Subjects we are going to cowl embrace:
- Methods to construction an iterative agent loop with a security cap on iteration rely.
- The 4 distinct classes of failure an agent encounters when calling instruments, and how one can deal with every one.
- Methods to design device error messages that train the mannequin how one can get well, lowering wasted iterations.
Constructing a Multi-Software Gemma 4 Agent with Error Restoration
Introduction
In a earlier article, we wired up Gemma 4 to a handful of Python features utilizing Ollama’s tool-calling API. That gave us a working single-turn dispatcher: the mannequin picks a device, our code runs it, the mannequin solutions. It’s a helpful start line, however it’s a great distance from an agent.

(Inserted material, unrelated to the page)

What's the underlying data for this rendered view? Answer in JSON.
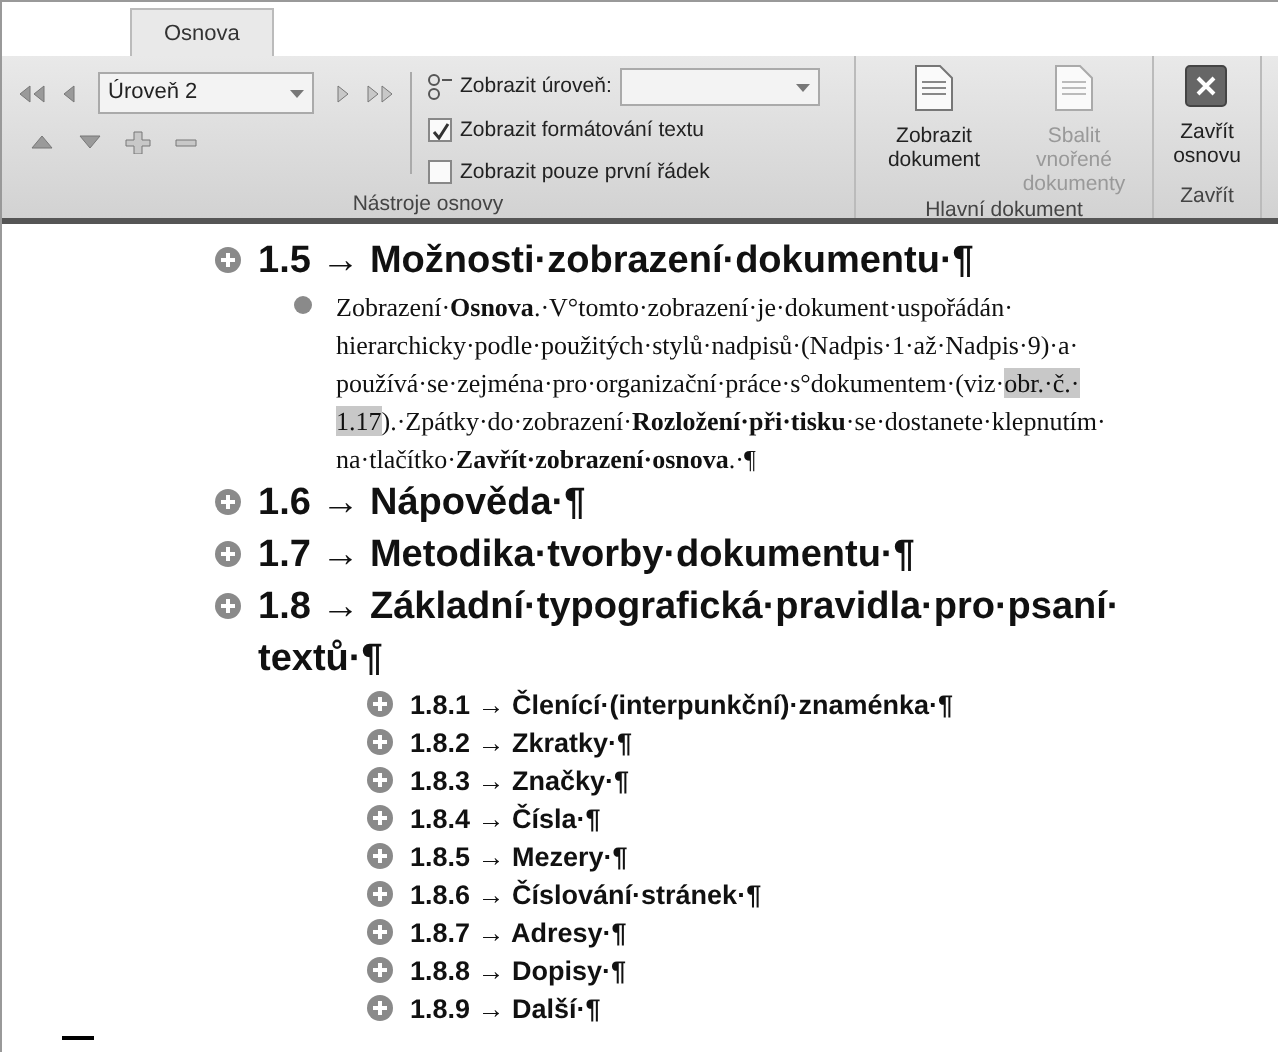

One of many issues that turns a tool-calling demo into an precise agent is the way it handles issues going mistaken. Instruments fail. The mannequin hallucinates a perform title, or passes a string the place you needed a quantity, or asks a couple of metropolis your lookup desk has by no means heard of. An upstream API instances out. A required argument is lacking. Within the earlier tutorial, any of those would both crash the script or get swallowed by a attempt/besides that prints a message and provides up. That’s high-quality for a single path demo. It’s not high-quality for something you’d wish to depart operating.
This text rebuilds the agent across the assumption that issues will go mistaken, and reveals how one can get well gracefully after they do. The sample is easy: catch errors on the boundary, convert them into messages the mannequin can learn, ship them again to the mannequin, and let the mannequin determine whether or not to retry, route round the issue, or clarify the failure to the person. We’ll additionally wrap every little thing in a correct iterative agent loop with a security cap on iteration rely.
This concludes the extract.